Adams has dealt with multiple corruption allegations and scandals. Although federal authorities ultimately dropped charges against Adams, the mayor had faced indictments over allegations of bribery, fraud, and conspiracy. Many advisers in Adams’s inner circle now face charges or allegations for similar actions. In some cases, the stories border on farce: Just last week, an Adams associate attempted to hand a reporter a potato chip bag stuffed with money.
Although Sliwa has the fewest scandal marks against him of Mamdani’s opponents, he suffers from another problem: He’s a Republican in dark-blue New York City. Sliwa won 28% as the Republican standard-bearer against Adams in 2021, so it’s difficult to see him building substantially on that showing. And for all the talk about the gains President Donald Trump made across his hometown in last year’s presidential election — absolutely a significant shift — Gotham remains a solidly Democratic locale.
🇺🇲 2024
Cooperative Election Study data reveals that Trump held a 4-point advantage among non-voters in the 2024 election, signalling a significant shift of nonvoters away from the Democratic party.
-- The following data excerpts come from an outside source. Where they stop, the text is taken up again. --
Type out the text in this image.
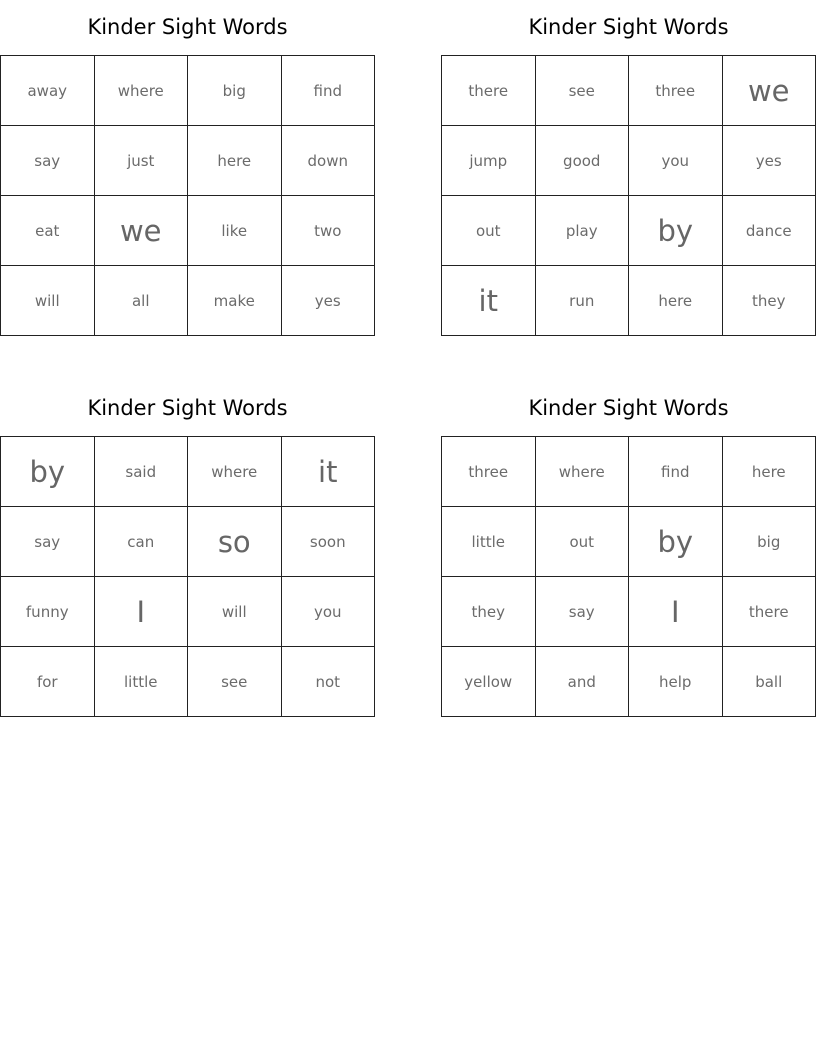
Kinder Sight Words
away	where	big	find
say	just	here	down
eat	we	like	two
will	all	make	yes
Kinder Sight Words
there	see	three	we
jump	good	you	yes
out	play	by	dance
it	run	here	they
Kinder Sight Words
by	said	where	it
say	can	so	soon
funny	I	will	you
for	little	see	not
Kinder Sight Words
three	where	find	here
little	out	by	big
they	say	I	there
yellow	and	help	ball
Yglesias is blunt about the new reality: “When people don’t vote, Democrats win” — and suggests a bipartisan deal might be had on Trump’s attacks on mail-in voting.
Trump hates mail-in voting because he’s embraced various conspiracy theories about the 2020 election. Democrats like mail-in voting in part because of a principled desire to make voting easier, but also because of their belief that making voting easier and boosting turnout will be good for them electorally. That latter claim probably isn’t true anymore. I’m not going to say that Democrats should cynically go out of their way to make voting inconvenient. But if Democrats take the House in 2026, they’ll find themselves needing to engage in bipartisan dealmaking. If you end up needing to give Trump a win on something in a horse-trade, why not give him a win on something like this?
Crystal Ball looks at the big shift right in the Midwest since 2004.
🔵 The Democrats
Charlotte Swasey has a rejoinder to the Adam Bonica piece from last week on Democratic ScamPAC fundraising. While sympathetic to the idea that there are some bad actors scamming seniors, it doesn’t necessarily follow from the age distribution of donors to various committees that there’s anything amiss. “Generic” Dems without progressive creds only have older donors. Progressive Democrats with a national brand have a bimodal age distribution: they have older donors, but also have very young donors. That’s a function of the progressives having a national brand and appeal to younger donors.